I want to rewrite $\tr(B \log A)$ in the same way. We apply the power rule the same way as for scalars to get $\tr(\log A^B)$. Then, we use the well-known identity to get $\log \det A^B$.

I need help completing this solution.
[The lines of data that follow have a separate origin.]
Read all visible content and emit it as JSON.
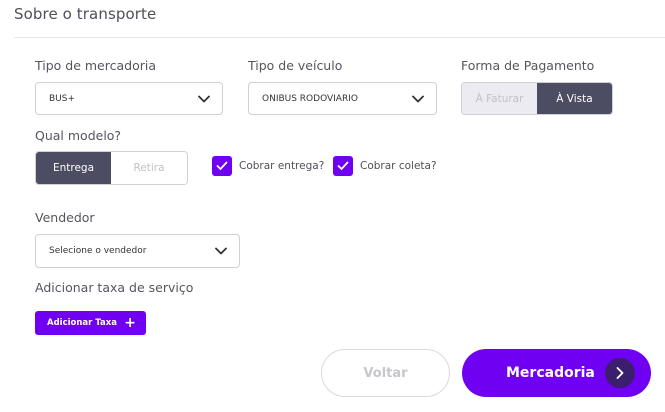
{
  "section": {
    "title": "Sobre o transporte"
  },
  "cargo_type": {
    "label": "Tipo de mercadoria",
    "value": "BUS+"
  },
  "vehicle_type": {
    "label": "Tipo de veículo",
    "value": "ONIBUS RODOVIARIO"
  },
  "payment": {
    "label": "Forma de Pagamento",
    "options": [
      "À Faturar",
      "À Vista"
    ],
    "selected": "À Vista"
  },
  "model": {
    "label": "Qual modelo?",
    "options": [
      "Entrega",
      "Retira"
    ],
    "selected": "Entrega"
  },
  "charges": [
    {
      "label": "Cobrar entrega?",
      "checked": true
    },
    {
      "label": "Cobrar coleta?",
      "checked": true
    }
  ],
  "seller": {
    "label": "Vendedor",
    "placeholder": "Selecione o vendedor"
  },
  "service_fee": {
    "label": "Adicionar taxa de serviço",
    "button_label": "Adicionar Taxa",
    "button_icon": "+"
  },
  "actions": {
    "back_label": "Voltar",
    "next_label": "Mercadoria"
  },
  "colors": {
    "accent": "#7000f2",
    "selected_segment": "#4c4c62",
    "next_icon_bg": "#3c1e6e"
  }
}
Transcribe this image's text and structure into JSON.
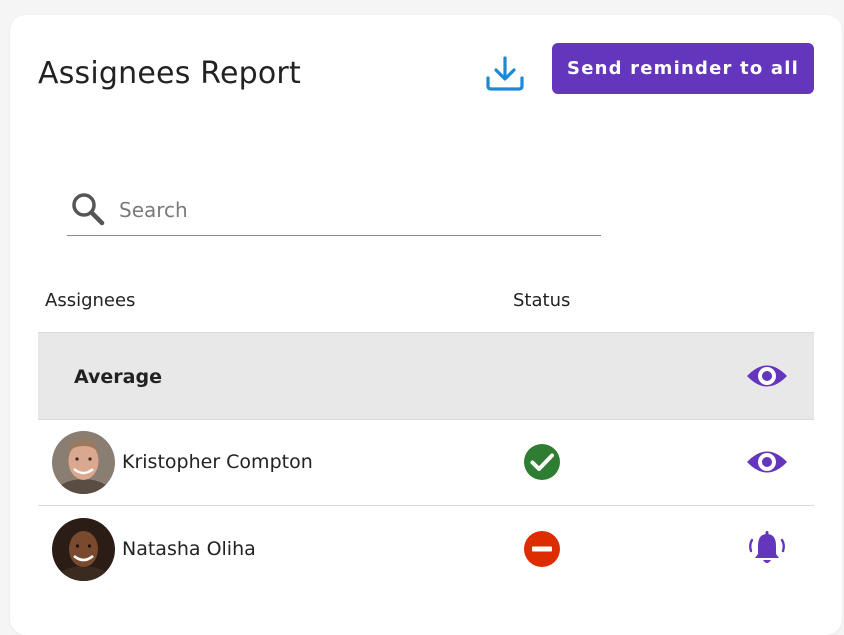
{
  "header": {
    "title": "Assignees Report",
    "download_icon": "download-icon",
    "send_reminder_label": "Send reminder to all"
  },
  "search": {
    "placeholder": "Search",
    "value": ""
  },
  "table": {
    "columns": [
      "Assignees",
      "Status"
    ],
    "average_row": {
      "label": "Average",
      "action_icon": "eye-icon"
    },
    "rows": [
      {
        "name": "Kristopher Compton",
        "status": "completed",
        "status_icon": "check-circle-icon",
        "action_icon": "eye-icon"
      },
      {
        "name": "Natasha Oliha",
        "status": "not-completed",
        "status_icon": "minus-circle-icon",
        "action_icon": "bell-icon"
      }
    ]
  },
  "colors": {
    "accent": "#6436bd",
    "download_blue": "#1a8ad8",
    "success": "#2e7d32",
    "danger": "#dd2c00",
    "average_bg": "#e8e8e8"
  }
}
In its current state, I still need to compute the matrix logarithm to evaluate it.

Answer 1

If you could compute $\DeclareMathOperator{\tr}{\operatorname{tr}}\tr(B \log A)$ easily for $n \times n$ matrices, you could use it to compute $\log A$. Namely, if $E_{ij}$ is the $n \times n$ matrix with $1$ in position $(i,j)$ and $0$ elsewhere, and $M = (m_{ij})$ is any $n \times n$ matrix, $\tr(E_{ij} M) = m_{ji}$.

Answer 2

Starting from their singular value decompositions, we discover that:

\begin{align}\DeclareMathOperator{\tr}{\operatorname{tr}} \tr(A \log B) &= \tr(U_A \Sigma_A V^\top_A \log(U_B \Sigma_B V^\top_B)) \\ &= \tr(U_A \Sigma_A V^\top_A(\log U_B + \log \Sigma_B + \log V^\top_B)) \\ &= \tr(U_A \Sigma_A V^\top_A \log U_B + U_A \Sigma_A V^\top_A \log \Sigma_B + U_A \Sigma_A V^\top_A\log V^\top_B) \\ &= \tr(U_A \Sigma_A V^\top_A \log U_B) + \tr(U_A \Sigma_A V^\top_A \log \Sigma_B) + \tr(U_A \Sigma_A V^\top_A\log V^\top_B) \\ &= 0 + \tr(\Sigma_A \log \Sigma_B) + 0 \\ &= \tr(\Sigma_A \log \Sigma_B) \end{align}

Since $\Sigma$ is diagonal, its matrix logarithm is equivalent to its element-wise logarithm. Additionally, calculating their singular values is far cheaper especially when the matrices are symmetrical.